Me: "Going out to shoot pool and watch football with Steve and Steve"
Her: "Oh. I was wanting to cuddle and watch Grey's Anatomy all day but I suppose I can find something else to do."
Me: "Oh, I'm sorry, I had no idea you wanted to do that." (slight lie, but doing this every second night sucks) (Man tip: not knowing this is treated as a grand felony)
Her: "Go. It's fine." (Man tip: definitely not fine)
Me: "I can call Steve and Steve and tell them we'll meet up another ti...."
Her: "It's fine. Go. Enjoy yourself."
Me: "FFFFFFFUUUUUUUUUUUU"

This is a giant no-no for me. Another no-no is being more obsessed with one's Instagram than one's relationship. Beeyatch, this ain't meant to be broadcast for everyone. Would you rather focus your attention on making 1000 internet strangers happy, or contributing to our relationship?

You can't pick out all of these personal traits right away, although you can avoid some. If they are on their phone during the majority of your first date, chances are either they're not interested in you or they are addicted to dat phone, so I wouldn't try for a second date anyway. I haven't been able to pick out clingy traits on the first date though; those tend to surface much later.

In terms of dates, nobody should turn down a date unless they are relationshipally occupied IMO. How do you know what the other person has to offer if you don't give them a chance? After that, you'll need many more dates to figure out if you want a relationship.
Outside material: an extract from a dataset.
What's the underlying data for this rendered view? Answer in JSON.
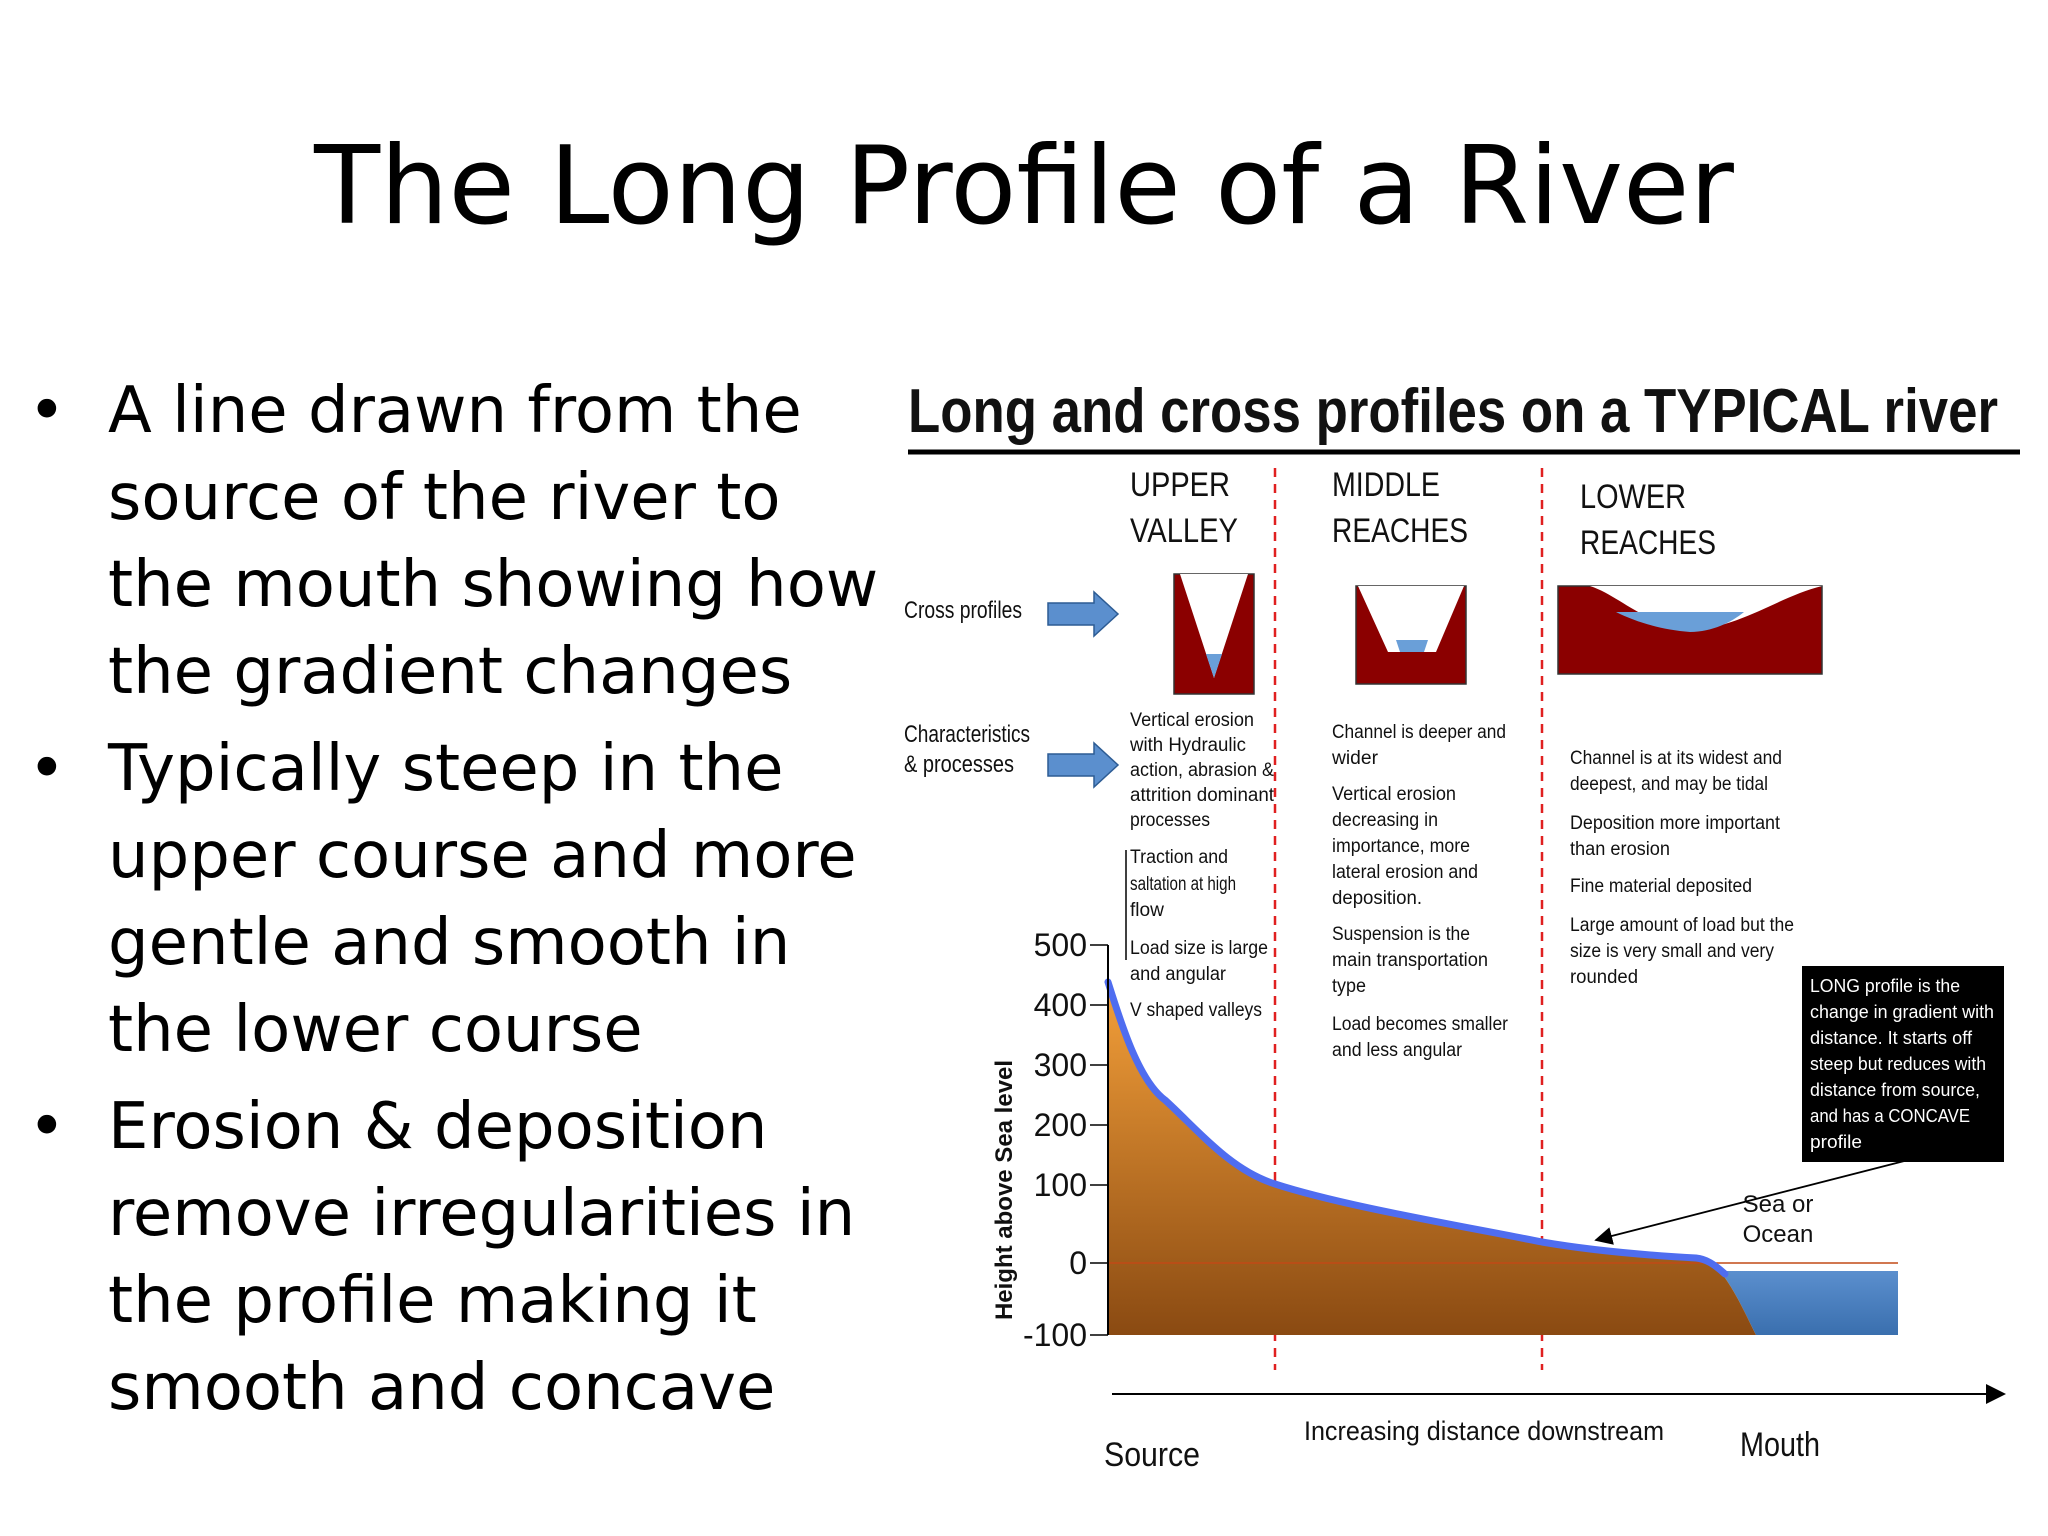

So yeah, I guess my criteria for asking for a first date isn't that stingy. I accept almost all dates, and if I like the person I'll pursue further dates, after a certain point I'll probably be in a relationship anyway. So to sum up what I look for in a "partner" (after a few dates), here's a small list:
a) I enjoy myself around them (common interests, sense of humor, smile, curiosity)
b) Their ability to engage in and maintain a conversation, or hold a comfortable silence together with me.
c) Their relative independence and acceptance of my own independence.
d) How well they treat others, like the waitress who is serving us.
e) Health and attractiveness. How well do they take care of themselves?